KAPITTEL 5. STAGNASJON ELLER UTVIKLING?
5.5 Konklusjon
Diante das declarações dos integrantes da equipe no decorrer das entrevistas, foi interessante observar que, além dos fundamentos já citados na Seção 4, outra razão que fez com que o projeto existisse, mesmo com os problemas elencados nos relatórios finais e nos discursos dos entrevistados, está relacionada com a satisfação profissional que as atividades e finalidades do projeto proporcionavam aos membros da equipe.
Para o Entrevistado 1, a sua participação na equipe representava exercer os conhecimentos que estava aprendendo na sua graduação (marketing), uma vez que seu cargo não guardava relação com tal área. Tendo em vista que já havia feito alguns trabalhos de divulgação do Câmpus de modo voluntário, para ele, as atividades do projeto serviam de “válvula de escape” e lhe proporcionavam grande realização profissional.

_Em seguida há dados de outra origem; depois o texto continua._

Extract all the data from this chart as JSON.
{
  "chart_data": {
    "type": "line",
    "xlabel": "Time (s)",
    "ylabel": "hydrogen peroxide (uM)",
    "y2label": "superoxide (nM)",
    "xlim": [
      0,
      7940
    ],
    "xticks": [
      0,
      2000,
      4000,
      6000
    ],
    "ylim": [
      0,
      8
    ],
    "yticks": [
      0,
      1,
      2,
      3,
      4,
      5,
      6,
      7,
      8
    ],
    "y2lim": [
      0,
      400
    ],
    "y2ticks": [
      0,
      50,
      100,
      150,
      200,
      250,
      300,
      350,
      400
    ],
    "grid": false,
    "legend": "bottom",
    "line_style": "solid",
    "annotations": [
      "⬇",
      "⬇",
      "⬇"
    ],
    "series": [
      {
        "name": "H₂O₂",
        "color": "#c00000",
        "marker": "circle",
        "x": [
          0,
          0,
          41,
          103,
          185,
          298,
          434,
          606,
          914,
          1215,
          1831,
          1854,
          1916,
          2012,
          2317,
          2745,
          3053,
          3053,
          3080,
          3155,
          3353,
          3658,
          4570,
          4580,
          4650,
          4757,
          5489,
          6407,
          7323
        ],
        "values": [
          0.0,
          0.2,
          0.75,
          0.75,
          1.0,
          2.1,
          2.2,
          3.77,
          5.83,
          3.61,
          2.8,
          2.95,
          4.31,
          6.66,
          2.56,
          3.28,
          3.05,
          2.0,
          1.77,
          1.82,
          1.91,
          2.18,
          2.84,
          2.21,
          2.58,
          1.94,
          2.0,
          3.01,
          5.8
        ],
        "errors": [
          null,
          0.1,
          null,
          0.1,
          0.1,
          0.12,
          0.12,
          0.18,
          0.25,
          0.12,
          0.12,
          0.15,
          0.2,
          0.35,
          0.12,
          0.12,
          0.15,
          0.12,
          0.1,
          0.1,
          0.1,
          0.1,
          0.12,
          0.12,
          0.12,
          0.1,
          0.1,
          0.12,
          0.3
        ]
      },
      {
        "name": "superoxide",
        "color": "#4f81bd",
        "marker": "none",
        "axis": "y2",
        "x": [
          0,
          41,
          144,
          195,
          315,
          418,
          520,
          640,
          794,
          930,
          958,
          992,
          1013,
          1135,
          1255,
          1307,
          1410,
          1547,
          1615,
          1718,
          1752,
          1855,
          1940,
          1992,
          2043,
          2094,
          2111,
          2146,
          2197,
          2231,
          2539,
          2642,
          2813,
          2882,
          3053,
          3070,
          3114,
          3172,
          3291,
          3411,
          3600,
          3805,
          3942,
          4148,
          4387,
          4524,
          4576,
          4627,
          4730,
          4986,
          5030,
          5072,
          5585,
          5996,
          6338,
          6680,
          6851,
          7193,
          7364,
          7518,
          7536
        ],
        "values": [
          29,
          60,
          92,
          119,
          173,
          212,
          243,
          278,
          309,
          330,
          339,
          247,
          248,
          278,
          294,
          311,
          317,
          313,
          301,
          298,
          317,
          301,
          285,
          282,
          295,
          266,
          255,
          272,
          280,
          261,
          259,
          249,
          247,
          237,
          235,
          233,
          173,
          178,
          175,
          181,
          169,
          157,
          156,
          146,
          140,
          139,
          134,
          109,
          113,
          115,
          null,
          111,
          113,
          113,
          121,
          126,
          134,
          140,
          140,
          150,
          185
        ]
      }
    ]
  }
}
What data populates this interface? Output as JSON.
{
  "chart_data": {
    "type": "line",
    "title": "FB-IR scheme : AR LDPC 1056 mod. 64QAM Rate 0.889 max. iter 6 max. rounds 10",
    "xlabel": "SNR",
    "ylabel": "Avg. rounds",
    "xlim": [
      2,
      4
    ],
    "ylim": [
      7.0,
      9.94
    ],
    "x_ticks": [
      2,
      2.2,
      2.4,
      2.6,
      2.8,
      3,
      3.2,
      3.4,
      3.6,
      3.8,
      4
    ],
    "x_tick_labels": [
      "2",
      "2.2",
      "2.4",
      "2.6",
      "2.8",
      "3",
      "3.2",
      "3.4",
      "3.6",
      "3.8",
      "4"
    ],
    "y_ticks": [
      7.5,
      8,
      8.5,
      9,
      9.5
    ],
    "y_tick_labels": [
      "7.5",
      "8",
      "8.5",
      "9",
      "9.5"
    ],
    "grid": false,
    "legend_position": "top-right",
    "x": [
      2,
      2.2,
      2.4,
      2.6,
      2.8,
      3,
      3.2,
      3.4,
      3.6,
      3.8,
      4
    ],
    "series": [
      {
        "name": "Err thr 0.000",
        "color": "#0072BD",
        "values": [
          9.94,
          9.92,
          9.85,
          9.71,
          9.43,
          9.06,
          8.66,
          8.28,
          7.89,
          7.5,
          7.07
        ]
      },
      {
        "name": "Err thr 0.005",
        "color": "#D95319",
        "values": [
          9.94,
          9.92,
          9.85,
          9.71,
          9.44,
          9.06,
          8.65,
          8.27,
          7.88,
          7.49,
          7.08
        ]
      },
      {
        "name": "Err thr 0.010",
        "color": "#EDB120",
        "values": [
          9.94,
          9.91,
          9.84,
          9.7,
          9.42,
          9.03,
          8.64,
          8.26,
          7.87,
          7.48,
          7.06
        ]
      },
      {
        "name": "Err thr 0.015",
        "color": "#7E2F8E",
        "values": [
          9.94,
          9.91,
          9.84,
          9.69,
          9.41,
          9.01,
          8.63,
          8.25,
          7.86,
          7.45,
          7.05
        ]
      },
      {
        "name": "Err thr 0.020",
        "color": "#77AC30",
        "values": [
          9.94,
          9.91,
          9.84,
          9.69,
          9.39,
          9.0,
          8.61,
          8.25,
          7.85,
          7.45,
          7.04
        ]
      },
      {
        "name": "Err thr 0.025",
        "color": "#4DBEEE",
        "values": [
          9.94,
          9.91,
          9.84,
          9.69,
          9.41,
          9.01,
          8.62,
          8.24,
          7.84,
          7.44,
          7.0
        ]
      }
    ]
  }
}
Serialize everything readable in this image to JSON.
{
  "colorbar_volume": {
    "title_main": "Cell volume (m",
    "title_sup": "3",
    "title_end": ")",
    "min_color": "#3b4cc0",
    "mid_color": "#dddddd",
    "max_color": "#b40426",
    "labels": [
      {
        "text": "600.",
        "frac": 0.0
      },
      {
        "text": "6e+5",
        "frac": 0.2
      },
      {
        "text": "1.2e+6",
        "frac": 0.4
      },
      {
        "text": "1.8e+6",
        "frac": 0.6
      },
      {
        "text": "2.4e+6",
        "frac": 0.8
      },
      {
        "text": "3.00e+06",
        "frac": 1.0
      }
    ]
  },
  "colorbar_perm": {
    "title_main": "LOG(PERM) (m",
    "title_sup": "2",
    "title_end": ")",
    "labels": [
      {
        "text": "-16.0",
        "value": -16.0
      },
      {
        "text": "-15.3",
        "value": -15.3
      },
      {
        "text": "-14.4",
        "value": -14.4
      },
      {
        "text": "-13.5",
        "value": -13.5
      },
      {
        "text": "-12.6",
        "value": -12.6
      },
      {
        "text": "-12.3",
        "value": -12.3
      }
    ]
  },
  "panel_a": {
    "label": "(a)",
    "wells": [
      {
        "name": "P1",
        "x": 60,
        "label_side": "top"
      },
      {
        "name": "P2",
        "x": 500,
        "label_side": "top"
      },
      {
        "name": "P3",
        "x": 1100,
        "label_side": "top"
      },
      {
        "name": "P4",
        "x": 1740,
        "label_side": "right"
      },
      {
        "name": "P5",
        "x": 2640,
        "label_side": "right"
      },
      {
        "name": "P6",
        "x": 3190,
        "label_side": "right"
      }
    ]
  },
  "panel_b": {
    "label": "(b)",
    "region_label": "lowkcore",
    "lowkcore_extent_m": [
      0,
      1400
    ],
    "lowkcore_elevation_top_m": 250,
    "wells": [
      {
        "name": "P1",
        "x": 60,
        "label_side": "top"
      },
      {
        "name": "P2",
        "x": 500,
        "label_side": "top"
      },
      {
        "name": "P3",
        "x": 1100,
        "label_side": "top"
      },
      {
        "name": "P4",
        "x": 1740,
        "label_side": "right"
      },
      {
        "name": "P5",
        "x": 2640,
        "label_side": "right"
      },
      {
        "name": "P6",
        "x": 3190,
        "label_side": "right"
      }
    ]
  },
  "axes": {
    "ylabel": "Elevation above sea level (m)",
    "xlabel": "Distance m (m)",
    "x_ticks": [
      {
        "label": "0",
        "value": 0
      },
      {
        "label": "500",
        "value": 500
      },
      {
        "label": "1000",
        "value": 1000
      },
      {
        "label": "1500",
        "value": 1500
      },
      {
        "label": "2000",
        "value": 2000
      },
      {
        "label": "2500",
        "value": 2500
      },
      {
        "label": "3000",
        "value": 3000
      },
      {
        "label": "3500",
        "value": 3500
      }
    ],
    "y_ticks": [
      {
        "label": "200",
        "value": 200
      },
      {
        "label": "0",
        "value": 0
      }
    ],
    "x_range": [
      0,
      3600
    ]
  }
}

Sua expectativa era que as atividades do projeto fossem institucionalizadas, que a equipe ficasse responsável pelas tarefas, no sentido de ter continuidade independentemente da existência de edital de financiamento. Mais que isso, ele tinha a expectativa que o projeto extensionista se tornasse um programa,
para que os outros câmpus pudessem fortalecer o relacionamento com a sua comunidade também.
PESQUISADORA: Entendi. Você falou “com dor no coração” de sair. Teve que tomar essa decisão com dor no coração. Você poderia explicar melhor por que com dor no coração?
ENTREVISTADO 1: Ah porque assim (...) o projeto era minha válvula de escape ali, entendeu? Era aonde eu me encontrava...assim, aonde eu conseguia alinhar a minha formação com as atividades que eu estava desenvolvendo. Então, era (...) algo que me dava, como é que eu posso dizer, uma satisfação...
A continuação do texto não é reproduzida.